Professor Julius will deliver his lectures in New Delhi, Bengaluru, and Mumbai in January 2024. The 2024 Lectures are the 2ⁿᵈ Edition of Series II of this lecture series. As always, admission is free and open to all who register.
David Julius is currently the Morris Herzstein Chair in Molecular Biology and Medicine and Professor and Chair of the Department of Physiology at the University of California, San Francisco (UCSF).
Born in Brooklyn, New York, Professor David Julius attended public elementary and high schools. He received his undergraduate degree in life sciences from MIT (1973–77), gaining his first research experience in the laboratory of Dr Alexander Rich studying mechanisms of tRNA aminoacylation. He then moved to the University of California, Berkeley for his graduate and doctoral studies in biochemistry (1977–84), where he worked with Jeremy Thorner and Randy Schekman to elucidate mechanisms of peptide hormone processing and secretion in Saccharomyces yeast, culminating in characterization of KEX2 as the first identified prohormone convertase.

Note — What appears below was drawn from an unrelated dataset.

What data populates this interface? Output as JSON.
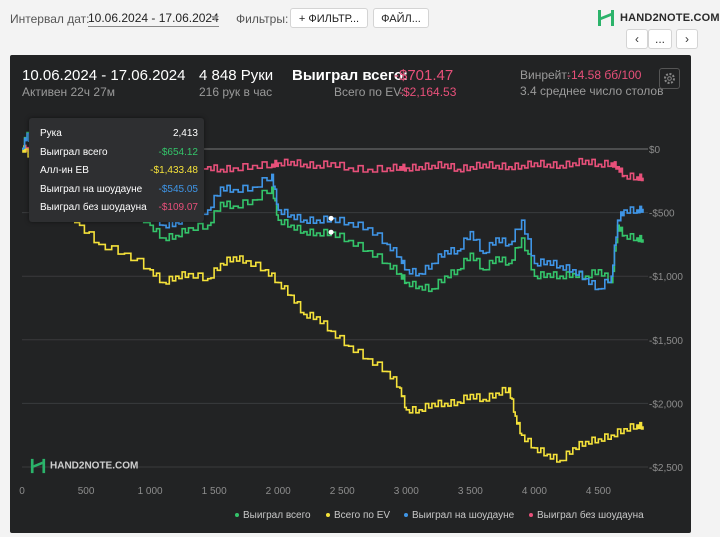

For his postdoctoral studies (1984–89), Julius joined Dr Richard Axelʼs group at Columbia University, where his focus turned to neuropharmacology and receptor function. During this time, he developed novel expression cloning methods that enabled him to identify genes encoding members of the serotonin receptor family. Julius then joined the faculty at UCSF (1990), and has remained there since.
David Juliusʼs research interests pertain to the structure and function of neurotransmitter receptors and ion channels, especially as this relates to mechanisms of sensory signalling. A major focus of his work has been to elucidate molecular mechanisms of somatosensation and pain, and sensory adaptation. His group has exploited the properties of natural products to discover a family of thermo- and chemo-sensitive ion channels that enable sensory nerve fibres to detect hot or cold temperatures and other noxious stimuli. With the aid of genetic, electrophysiological, structural, and behavioural methods, his team has determined how these ion channels contribute to pain sensation, and how channel activity is modulated in response to tumour growth, infection, or other forms of injury that produce inflammation and pain hypersensitivity. These investigations are laying the foundation for the development of novel analgesic drugs.